川上弘美著「パスタマシーンの幽霊」

川上弘美さんが雑誌「クウネル」に連載していた掌編をまとめたもの。食べ物と、ちょっと変わった人やモノ(時には幽霊や異世界の住人)と、どうも男運の悪い女性たち(大体において、登場人物は失恋したり独り身だったりする)をめぐるとてもとてもささやかではかない物語の断片。

こういうのを書かせたら川上さんは無敵である。ふわふわふわっとした言葉に乗せられて、あれあれあれって言っているうちに、とんでもないところに連れて行かれたりする。油断ならない。

もちろん、川上さんの長編もすごいと思う。最近の「大きな鳥にさらわれないよう」にしても、「」にしても、文学とかSFとかいうジャンルを無効にするように大きな物語を紡いでしまった。正直、川上さんは時空を超えて飛翔する語り手になってしまっている。

でも、そういう長編作家の川上さんと、掌編作家の川上さんは、とてもうまく同居しているような気がする。というか、川上さんの中では、マクロとミクロが切り替わったりするのではなく、一つづきになっているような感じ。なんだか仙女のような人だと思う。

で、パスタマシーンの幽霊。表題作は、その名の通り、パスタマシーンに取り付いた幽霊が私のもとにやってくるお話。全然怖くない。むしろ可愛い。でも、お話を読んでいると、日常生活にふと亀裂が入るようでひやりとさせられる。

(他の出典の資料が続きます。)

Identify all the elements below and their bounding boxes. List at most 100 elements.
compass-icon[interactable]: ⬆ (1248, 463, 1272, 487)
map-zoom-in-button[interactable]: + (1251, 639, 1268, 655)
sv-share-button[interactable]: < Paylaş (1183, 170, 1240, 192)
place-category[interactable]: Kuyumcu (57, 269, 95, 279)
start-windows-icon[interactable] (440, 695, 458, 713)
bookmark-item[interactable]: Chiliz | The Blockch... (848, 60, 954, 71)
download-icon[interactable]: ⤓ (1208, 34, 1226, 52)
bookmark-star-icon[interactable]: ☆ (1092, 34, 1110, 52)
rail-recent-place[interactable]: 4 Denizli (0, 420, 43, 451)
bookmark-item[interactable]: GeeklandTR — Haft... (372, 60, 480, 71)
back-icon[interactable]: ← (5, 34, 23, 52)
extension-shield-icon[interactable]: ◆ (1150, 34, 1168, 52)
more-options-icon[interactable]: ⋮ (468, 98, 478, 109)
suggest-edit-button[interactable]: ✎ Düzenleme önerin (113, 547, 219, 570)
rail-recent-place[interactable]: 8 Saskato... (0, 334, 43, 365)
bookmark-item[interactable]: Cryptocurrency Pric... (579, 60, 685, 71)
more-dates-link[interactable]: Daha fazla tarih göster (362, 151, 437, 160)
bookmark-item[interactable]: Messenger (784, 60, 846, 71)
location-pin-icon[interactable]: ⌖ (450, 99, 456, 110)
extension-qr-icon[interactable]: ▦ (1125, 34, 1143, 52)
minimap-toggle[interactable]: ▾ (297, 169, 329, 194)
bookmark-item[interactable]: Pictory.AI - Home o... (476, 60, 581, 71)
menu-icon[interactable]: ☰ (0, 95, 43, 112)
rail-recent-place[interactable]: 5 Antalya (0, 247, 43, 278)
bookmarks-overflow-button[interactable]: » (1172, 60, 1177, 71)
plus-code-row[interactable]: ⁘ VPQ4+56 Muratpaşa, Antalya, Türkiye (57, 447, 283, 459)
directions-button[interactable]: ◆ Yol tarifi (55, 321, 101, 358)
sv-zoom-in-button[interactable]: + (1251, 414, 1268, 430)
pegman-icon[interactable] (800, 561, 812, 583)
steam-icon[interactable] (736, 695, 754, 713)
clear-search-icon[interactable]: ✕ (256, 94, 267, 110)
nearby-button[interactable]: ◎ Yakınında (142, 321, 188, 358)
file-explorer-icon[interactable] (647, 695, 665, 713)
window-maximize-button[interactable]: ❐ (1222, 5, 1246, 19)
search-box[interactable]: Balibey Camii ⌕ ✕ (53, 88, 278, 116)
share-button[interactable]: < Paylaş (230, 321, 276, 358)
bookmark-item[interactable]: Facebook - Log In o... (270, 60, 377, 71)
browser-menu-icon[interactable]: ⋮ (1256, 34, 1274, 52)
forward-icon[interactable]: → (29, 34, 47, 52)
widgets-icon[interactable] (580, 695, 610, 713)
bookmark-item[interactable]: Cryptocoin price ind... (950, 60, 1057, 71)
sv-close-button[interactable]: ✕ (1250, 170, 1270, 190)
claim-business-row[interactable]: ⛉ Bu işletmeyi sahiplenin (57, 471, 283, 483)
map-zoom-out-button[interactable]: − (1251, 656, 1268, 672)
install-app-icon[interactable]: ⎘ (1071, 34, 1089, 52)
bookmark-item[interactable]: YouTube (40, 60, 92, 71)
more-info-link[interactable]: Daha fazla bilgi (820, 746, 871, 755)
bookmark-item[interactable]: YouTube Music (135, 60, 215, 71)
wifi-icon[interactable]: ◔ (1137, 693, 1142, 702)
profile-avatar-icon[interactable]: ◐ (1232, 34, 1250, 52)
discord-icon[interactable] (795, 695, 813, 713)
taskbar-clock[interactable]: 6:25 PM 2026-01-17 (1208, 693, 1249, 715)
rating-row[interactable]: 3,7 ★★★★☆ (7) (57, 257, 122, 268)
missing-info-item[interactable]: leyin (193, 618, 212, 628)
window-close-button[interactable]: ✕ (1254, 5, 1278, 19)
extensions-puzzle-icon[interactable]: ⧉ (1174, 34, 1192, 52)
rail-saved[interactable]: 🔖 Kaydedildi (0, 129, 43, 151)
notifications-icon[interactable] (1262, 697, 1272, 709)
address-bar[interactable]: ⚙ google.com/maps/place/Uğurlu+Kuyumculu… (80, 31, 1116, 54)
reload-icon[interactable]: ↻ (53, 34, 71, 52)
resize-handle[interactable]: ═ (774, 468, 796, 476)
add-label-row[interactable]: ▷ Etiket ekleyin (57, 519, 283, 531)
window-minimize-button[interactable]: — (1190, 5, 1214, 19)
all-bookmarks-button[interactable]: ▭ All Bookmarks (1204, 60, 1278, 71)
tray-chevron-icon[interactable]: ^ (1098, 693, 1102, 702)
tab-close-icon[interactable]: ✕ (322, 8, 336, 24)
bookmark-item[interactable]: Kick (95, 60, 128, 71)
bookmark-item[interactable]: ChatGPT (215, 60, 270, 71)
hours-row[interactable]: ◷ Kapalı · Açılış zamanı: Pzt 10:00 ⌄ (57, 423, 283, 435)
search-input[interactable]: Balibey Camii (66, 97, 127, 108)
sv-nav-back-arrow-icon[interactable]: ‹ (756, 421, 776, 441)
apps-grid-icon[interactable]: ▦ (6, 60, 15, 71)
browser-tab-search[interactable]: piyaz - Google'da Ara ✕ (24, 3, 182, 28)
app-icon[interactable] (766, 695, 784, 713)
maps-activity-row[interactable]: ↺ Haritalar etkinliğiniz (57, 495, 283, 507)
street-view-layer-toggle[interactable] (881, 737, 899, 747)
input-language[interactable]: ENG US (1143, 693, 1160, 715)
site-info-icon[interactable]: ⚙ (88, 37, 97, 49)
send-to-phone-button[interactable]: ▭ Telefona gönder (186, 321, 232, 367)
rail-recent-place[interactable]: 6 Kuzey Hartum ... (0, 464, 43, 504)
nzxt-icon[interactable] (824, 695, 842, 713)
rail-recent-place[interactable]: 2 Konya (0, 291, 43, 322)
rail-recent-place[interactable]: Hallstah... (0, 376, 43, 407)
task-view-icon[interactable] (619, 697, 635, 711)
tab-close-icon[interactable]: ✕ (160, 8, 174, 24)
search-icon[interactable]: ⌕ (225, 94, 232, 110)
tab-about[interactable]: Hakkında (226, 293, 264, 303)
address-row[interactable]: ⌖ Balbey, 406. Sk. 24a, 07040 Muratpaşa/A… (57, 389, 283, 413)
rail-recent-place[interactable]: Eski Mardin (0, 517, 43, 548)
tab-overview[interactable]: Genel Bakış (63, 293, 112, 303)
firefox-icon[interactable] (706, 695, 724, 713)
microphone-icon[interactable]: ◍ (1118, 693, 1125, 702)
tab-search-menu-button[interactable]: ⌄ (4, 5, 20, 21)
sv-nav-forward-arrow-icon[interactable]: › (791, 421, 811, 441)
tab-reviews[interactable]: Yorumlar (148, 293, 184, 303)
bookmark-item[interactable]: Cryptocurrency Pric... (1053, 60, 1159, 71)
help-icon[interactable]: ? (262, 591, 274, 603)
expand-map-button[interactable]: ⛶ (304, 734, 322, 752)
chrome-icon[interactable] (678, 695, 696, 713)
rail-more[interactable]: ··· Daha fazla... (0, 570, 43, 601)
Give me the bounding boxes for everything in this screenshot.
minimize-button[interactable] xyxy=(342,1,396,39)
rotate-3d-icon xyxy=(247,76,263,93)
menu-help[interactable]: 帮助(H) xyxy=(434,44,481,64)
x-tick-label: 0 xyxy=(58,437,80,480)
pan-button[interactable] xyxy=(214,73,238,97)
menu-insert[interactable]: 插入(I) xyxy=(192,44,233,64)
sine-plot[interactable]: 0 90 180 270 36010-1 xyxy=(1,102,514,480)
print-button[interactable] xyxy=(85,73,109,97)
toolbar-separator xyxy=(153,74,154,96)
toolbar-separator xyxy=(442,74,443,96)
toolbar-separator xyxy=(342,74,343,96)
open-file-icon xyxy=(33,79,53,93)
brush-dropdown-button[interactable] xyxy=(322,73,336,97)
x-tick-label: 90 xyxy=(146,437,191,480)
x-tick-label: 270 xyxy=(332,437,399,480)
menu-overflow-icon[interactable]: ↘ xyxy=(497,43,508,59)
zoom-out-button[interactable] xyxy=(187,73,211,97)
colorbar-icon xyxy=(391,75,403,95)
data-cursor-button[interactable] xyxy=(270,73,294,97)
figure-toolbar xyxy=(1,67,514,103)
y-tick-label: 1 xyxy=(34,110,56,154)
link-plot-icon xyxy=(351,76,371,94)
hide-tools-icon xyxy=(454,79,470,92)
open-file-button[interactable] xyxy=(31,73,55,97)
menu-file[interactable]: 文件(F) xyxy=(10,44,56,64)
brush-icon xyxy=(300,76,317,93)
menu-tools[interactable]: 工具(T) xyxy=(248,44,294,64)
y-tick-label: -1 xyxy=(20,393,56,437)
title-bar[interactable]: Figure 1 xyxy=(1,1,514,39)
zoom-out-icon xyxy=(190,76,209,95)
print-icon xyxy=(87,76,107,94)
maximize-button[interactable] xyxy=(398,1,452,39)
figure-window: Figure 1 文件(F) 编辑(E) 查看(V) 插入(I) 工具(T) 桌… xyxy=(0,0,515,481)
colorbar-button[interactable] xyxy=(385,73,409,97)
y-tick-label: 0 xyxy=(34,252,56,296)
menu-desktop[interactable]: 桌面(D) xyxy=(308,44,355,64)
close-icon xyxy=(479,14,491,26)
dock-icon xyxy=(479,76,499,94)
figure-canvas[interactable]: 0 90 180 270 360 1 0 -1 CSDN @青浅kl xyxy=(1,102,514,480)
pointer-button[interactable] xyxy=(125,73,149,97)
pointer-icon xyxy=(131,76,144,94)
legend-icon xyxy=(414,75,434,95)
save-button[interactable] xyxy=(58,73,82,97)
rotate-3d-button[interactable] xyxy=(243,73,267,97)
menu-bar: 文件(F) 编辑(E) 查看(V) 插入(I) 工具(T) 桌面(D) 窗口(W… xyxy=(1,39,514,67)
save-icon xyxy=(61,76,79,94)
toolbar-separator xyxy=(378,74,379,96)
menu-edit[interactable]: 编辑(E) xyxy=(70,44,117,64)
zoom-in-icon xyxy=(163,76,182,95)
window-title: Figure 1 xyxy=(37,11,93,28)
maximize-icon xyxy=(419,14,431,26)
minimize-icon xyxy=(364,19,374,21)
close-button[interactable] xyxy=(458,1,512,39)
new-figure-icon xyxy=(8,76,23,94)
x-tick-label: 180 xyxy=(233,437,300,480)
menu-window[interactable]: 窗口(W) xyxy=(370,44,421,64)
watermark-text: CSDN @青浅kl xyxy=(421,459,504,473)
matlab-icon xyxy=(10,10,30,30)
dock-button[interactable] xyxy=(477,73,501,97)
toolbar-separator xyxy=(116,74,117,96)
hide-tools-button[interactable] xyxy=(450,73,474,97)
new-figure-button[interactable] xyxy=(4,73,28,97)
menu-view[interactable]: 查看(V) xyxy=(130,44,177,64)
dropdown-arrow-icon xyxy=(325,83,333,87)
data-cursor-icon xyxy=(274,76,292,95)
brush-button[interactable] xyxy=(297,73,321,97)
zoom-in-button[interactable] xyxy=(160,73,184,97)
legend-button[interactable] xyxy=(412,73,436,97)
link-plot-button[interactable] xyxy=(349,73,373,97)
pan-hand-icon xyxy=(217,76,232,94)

それは、一番最初に持ってきた「海石」という掌編も同じ。海に住む生き物が人間になって「海石(いくり)」という名前をもらってしばらく地上生活をして仲間を見つけてまた海に戻ると言う長い物語をわずか7ページで描いてしまった。こんなことは普通の作家にはできない。そもそも、「海石(いくり)」という言葉の手触りがとても心地よい。川上さんの小説は、読んで、触って、味わって、全身で楽しめるような気がする。

ささやかでひっそりとしているけれど、心地よく読みふけることができる掌編集でした。個人的には、後半の女性の失恋話よりも、前半の怪異ものの方が好きだけど、まあ、「クウネル」の編集方針とか色々あったんだろうな。。。